As I look out from my balcony, I can see the island of Carriacou in the distance and I also sometimes hear the small planes flying overhead, which travel there from Grenada. It was therefore great to have the opportunity to fly to Carriacou for a few days with my friends, Sue and Leon, from the UK. They had a week in Grand Anse and then joined me at the airport to take the half an hour flight over to this beautiful, small island. The selfie above shows us, just before we boarded the plane. It carries about twenty people and these larger planes have recently replaced the smaller planes that used to hold about half that number.

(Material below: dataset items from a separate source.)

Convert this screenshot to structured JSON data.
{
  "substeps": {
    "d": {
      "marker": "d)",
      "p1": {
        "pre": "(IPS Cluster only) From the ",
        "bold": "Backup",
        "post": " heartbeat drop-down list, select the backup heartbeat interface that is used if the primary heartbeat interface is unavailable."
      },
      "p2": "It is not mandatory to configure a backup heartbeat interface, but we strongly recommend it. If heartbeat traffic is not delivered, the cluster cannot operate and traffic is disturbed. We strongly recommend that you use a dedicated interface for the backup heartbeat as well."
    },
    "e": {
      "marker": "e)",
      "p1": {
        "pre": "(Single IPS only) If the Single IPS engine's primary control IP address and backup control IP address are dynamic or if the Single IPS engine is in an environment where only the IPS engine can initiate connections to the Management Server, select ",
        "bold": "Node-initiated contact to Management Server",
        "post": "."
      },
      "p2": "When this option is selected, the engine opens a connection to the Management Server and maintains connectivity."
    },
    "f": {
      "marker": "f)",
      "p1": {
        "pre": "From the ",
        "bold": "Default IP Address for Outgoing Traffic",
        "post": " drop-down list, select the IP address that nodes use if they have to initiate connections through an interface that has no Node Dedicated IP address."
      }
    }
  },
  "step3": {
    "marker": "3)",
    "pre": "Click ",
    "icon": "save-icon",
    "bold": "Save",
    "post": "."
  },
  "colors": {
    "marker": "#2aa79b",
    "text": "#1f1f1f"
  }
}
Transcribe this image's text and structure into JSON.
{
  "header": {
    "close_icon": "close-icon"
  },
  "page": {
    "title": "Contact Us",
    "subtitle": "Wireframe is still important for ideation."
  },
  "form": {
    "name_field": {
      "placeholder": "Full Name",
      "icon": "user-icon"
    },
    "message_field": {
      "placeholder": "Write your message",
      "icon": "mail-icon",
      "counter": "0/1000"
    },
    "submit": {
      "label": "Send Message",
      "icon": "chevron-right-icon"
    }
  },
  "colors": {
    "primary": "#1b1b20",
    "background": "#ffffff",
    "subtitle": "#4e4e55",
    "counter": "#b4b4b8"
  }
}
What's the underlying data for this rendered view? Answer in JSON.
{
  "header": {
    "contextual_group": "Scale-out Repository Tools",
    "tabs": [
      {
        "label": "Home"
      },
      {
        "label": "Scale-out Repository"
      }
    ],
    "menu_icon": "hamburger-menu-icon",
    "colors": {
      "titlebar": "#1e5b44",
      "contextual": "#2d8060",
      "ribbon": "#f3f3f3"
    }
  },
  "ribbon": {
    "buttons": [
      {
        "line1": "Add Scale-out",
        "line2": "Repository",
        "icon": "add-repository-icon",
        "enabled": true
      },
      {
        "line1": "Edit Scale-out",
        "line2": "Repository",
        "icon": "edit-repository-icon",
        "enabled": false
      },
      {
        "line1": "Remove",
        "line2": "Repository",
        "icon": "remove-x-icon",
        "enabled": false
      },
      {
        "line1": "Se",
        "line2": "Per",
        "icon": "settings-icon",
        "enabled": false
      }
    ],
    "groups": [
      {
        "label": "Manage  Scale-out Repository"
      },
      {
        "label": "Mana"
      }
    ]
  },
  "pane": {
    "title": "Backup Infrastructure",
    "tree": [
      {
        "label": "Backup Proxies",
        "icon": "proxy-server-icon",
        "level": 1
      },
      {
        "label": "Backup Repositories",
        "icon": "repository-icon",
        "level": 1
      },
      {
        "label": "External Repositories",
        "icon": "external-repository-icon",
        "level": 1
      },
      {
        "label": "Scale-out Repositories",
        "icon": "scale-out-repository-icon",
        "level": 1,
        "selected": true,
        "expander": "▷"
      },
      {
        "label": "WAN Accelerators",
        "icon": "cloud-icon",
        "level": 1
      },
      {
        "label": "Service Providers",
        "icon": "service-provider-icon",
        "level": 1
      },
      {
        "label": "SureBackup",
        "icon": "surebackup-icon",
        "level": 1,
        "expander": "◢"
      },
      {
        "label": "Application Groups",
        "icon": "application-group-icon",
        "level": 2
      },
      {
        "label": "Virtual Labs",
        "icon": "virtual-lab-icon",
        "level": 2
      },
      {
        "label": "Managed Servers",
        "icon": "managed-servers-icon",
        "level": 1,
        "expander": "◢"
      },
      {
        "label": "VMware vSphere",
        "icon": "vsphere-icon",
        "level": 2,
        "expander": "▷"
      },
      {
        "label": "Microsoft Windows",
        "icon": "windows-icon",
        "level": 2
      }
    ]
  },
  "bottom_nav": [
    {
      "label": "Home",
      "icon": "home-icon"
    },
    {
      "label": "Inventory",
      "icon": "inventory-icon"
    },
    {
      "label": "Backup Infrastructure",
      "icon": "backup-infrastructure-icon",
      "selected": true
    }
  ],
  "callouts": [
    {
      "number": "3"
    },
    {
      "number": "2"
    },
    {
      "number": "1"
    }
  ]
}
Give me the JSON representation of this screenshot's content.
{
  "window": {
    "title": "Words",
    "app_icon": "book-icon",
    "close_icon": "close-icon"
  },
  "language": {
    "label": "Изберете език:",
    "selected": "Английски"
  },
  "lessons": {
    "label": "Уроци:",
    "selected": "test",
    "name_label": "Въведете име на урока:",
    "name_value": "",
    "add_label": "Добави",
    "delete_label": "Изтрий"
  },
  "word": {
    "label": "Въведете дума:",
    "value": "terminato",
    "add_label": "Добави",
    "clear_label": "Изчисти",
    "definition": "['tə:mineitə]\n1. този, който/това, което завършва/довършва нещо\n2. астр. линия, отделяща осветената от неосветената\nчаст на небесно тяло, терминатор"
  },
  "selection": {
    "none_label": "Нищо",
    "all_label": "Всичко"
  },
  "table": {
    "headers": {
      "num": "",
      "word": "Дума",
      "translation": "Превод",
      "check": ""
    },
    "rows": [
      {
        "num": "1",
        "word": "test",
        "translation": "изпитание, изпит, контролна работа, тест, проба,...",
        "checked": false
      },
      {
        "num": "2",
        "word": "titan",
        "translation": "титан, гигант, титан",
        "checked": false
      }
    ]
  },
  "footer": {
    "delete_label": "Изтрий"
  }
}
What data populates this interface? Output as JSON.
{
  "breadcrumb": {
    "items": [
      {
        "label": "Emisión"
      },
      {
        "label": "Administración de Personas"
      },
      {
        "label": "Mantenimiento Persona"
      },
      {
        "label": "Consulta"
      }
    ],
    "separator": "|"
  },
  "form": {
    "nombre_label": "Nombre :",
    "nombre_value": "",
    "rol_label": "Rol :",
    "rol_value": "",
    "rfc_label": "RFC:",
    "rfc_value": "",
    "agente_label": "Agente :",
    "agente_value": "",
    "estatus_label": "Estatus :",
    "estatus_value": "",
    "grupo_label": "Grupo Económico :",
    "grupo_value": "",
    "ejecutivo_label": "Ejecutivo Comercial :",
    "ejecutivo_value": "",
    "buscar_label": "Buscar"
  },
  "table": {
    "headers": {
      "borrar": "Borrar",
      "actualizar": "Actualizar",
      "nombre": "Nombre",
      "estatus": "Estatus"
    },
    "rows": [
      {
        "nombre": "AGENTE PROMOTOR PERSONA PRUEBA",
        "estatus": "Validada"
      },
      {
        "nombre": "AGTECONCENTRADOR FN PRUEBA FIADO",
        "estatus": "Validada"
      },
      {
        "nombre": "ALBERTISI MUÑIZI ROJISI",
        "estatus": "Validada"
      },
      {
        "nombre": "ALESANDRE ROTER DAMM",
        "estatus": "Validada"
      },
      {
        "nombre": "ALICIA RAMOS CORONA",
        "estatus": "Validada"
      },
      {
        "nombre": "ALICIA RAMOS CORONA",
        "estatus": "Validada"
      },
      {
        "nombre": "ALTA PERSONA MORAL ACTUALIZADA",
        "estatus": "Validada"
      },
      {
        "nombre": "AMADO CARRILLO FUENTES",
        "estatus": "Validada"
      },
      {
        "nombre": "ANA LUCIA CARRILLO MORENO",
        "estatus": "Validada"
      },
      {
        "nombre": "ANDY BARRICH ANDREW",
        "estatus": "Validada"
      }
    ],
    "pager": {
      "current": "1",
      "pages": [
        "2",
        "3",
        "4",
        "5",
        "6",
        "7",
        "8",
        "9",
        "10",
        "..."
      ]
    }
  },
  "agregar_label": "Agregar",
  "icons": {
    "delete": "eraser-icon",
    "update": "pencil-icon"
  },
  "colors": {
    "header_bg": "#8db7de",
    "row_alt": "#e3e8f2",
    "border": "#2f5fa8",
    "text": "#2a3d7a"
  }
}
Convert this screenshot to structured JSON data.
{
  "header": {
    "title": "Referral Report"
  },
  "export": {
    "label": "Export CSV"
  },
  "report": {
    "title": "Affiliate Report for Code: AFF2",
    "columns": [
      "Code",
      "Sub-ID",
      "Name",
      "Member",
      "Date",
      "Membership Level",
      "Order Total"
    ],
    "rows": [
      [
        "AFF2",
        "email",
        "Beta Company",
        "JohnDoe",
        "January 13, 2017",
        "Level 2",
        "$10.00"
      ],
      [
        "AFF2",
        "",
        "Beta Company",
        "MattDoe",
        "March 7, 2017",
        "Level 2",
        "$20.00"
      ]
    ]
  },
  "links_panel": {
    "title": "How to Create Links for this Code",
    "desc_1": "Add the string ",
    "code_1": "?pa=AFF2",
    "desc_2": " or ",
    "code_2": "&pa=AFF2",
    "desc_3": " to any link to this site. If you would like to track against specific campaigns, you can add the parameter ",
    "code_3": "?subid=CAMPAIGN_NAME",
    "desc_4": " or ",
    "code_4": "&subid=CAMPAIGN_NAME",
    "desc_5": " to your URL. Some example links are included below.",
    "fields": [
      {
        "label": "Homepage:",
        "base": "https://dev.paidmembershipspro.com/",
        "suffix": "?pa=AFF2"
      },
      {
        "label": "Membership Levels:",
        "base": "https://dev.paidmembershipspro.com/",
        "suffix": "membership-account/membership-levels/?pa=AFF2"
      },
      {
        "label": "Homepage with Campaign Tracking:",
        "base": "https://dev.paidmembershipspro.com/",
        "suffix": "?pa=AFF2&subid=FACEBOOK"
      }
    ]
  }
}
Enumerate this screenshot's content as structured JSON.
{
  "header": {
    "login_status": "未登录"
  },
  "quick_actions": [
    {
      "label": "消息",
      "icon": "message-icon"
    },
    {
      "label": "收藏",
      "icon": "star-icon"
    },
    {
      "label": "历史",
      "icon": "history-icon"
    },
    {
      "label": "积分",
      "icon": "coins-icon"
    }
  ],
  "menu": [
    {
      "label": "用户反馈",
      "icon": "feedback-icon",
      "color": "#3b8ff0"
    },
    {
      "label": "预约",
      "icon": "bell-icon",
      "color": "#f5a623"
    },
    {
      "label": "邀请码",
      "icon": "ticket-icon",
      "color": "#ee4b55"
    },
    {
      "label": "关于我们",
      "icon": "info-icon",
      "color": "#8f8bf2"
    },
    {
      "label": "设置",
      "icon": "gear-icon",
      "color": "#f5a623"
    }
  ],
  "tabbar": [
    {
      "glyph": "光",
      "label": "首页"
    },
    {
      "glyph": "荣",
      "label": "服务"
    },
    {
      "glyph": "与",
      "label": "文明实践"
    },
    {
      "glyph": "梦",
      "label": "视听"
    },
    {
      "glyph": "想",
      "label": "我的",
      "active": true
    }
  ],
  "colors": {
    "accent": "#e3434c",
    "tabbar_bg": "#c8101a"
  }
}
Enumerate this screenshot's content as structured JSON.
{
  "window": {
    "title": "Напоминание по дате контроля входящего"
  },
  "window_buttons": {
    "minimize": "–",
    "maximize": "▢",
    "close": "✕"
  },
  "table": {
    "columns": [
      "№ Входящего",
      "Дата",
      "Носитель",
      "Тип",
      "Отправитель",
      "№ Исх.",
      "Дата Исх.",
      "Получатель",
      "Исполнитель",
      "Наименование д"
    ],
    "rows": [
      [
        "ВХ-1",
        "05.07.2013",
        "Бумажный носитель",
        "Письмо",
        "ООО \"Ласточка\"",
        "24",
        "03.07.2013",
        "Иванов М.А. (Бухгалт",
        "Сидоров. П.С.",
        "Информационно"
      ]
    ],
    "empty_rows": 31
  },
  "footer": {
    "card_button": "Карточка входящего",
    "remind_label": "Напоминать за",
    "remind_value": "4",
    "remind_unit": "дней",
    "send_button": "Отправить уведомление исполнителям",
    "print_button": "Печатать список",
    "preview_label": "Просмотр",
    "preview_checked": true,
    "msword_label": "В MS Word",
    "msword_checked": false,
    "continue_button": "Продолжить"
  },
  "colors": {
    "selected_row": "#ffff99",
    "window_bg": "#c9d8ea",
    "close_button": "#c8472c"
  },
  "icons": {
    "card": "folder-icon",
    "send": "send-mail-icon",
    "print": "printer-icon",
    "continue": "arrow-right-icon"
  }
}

Our trip included some lovely meals out and we visited various places that will feature in some of my future blogs. Carriacou is always drier and hotter than nearby Grenada and so it was a particular challenge when one of the main generators for the island stopped working and we were without power. This meant that we had no water, because the water comes into the house with an electric pump and also we were without the fridge, freezer and fans – all of which are needed when you are hot and thirsty. It was especially challenging because we were never quite sure when the power would come or go and so after a day on the beach, we came back to no water for showers and no cold water to drink. However in true Grenadian style, a neighbour came to help and provided some buckets of water for us to shower and we then stocked up with bottled water from the shop and filled buckets. The power came on for a few hours each morning and evening and continued to be mainly off for the length of our visit. So despite the beauty and peace of Carriacou, we were glad to return to Grenada and, with it being my first time away from the retreat house, I realised how keen I was to get ‘back home.’


Thankfully, Carriacou had their first rain for about 5 months when we were there, which helped to cool us down a few times. This is why the sky looks so overcast in the photo below. There is a beautiful view of the main town, Hillsborough, from the Princess Royal hospital at Belair, next to this old cannon. The rain only lasted a short time and so we were able to enjoy the usual Carriacou sunshine and amazing beaches, including Sandy island which is a semi-circle of sand and palm trees, near the right side of the photo.